Fortunately, I pretty much had one of these lying around from that older project, it just needed a new output representation :-)
Among the information Kris provided me in our recent discussion of the system is a detailed account of how he handles audio playback through the II’s meager speaker output:
To encode the video, there are two 6502 opcode sequences that are interleaved together. The audio uses pulse width modulation with a 50 cycle period, which effectively gives 5.4 bits of audio quality at 20.4KHz sample rate. This basically means that you have to toggle the speaker every (N, 50-N) cycles where N is an audio sample. So that boils down to toggling the speaker address at precise cycle intervals with a lot of padding in between. We can use the padding to store to video memory. The video stream is produced by computing bytes that have changed between image frames and ranking them according to which byte stores would make the most perceptual difference to the image. So we interleave these video stores in the gaps between speaker toggles until we either run out of time and need to move on to the next video frame, or run out of work to do (and can twiddle our thumbs until the next frame)
There’s additional fiddling needed to also flip memory AUX/MAIN memory banks every so often because DHGR has an insane memory layout, to pad/align to the 512 byte block boundary, and to enqueue additional audio samples that we can keep playing while mapping the next block which is done by pushing the next 5 audio samples onto the stack, splitting the I/O code into 50 or 100-cycle segments, and having 44 variants of each segment that does the same thing while interleaved with a (N, 50-N) cycle speaker duty cycle.
Watching these videos playback, complete with audio, on an unaccelerated Apple IIe — and at such quality given the limitations of the hardware involved — is one of the biggest vintage computing “wow moments” I’ve experienced in years. And, since I began putting this post together, Kris has sent several new videos, all of which are amazing to see in action on the IIe.

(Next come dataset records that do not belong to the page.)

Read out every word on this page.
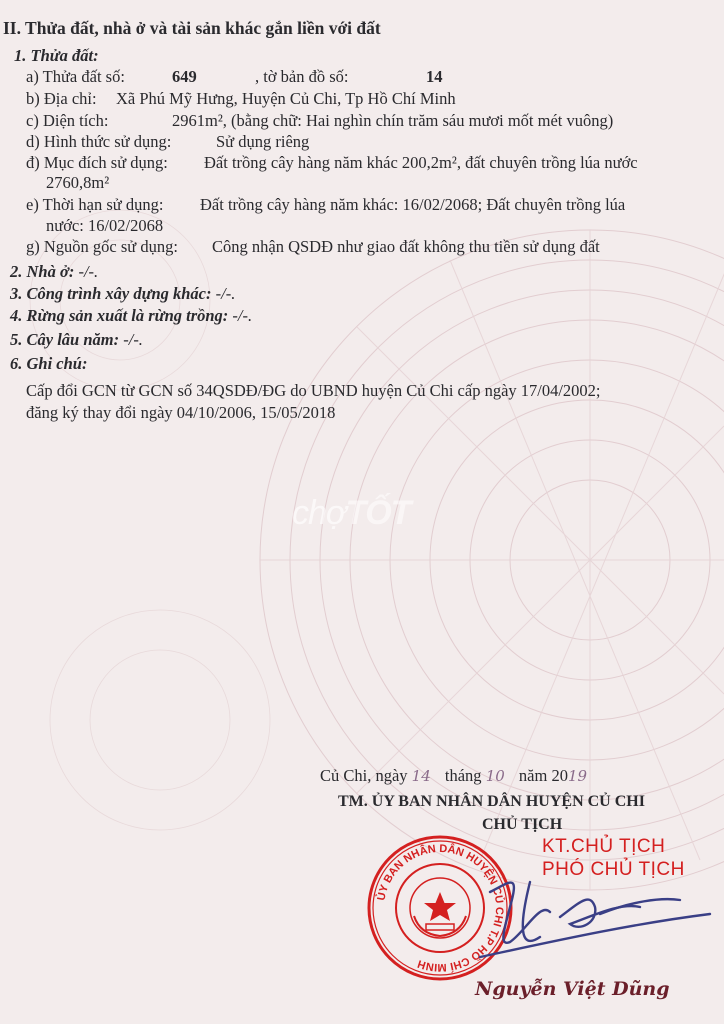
chợTỐT
II. Thửa đất, nhà ở và tài sản khác gắn liền với đất
1. Thửa đất:
a) Thửa đất số:	649	, tờ bản đồ số:	14
b) Địa chỉ: Xã Phú Mỹ Hưng, Huyện Củ Chi, Tp Hồ Chí Minh
c) Diện tích:	2961m², (bằng chữ: Hai nghìn chín trăm sáu mươi mốt mét vuông)
d) Hình thức sử dụng:	Sử dụng riêng
đ) Mục đích sử dụng: Đất trồng cây hàng năm khác 200,2m², đất chuyên trồng lúa nước
2760,8m²
e) Thời hạn sử dụng: Đất trồng cây hàng năm khác: 16/02/2068; Đất chuyên trồng lúa
nước: 16/02/2068
g) Nguồn gốc sử dụng: Công nhận QSDĐ như giao đất không thu tiền sử dụng đất
2. Nhà ở: -/-.
3. Công trình xây dựng khác: -/-.
4. Rừng sản xuất là rừng trồng: -/-.
5. Cây lâu năm: -/-.
6. Ghi chú:
Cấp đổi GCN từ GCN số 34QSDĐ/ĐG do UBND huyện Củ Chi cấp ngày 17/04/2002;
đăng ký thay đổi ngày 04/10/2006, 15/05/2018
Củ Chi, ngày 14 tháng 10 năm 2019
TM. ỦY BAN NHÂN DÂN HUYỆN CỦ CHI
CHỦ TỊCH
KT.CHỦ TỊCH
PHÓ CHỦ TỊCH
ỦY BAN NHÂN DÂN HUYỆN CỦ CHI T.P HỒ CHÍ MINH
Nguyễn Việt Dũng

Kris indicates that more information on the project is forthcoming, and when he posts a public download link with associated videos, this post will be updated.
Update [05/10/2021]: Kris informs me that this effort will be merged into the aforementioned ][-Vision system, which will allow it to source from either an Uthernet II (Ethernet card) or CFFA3000 for video playback.
This is amazing. Simply amazing. No other words!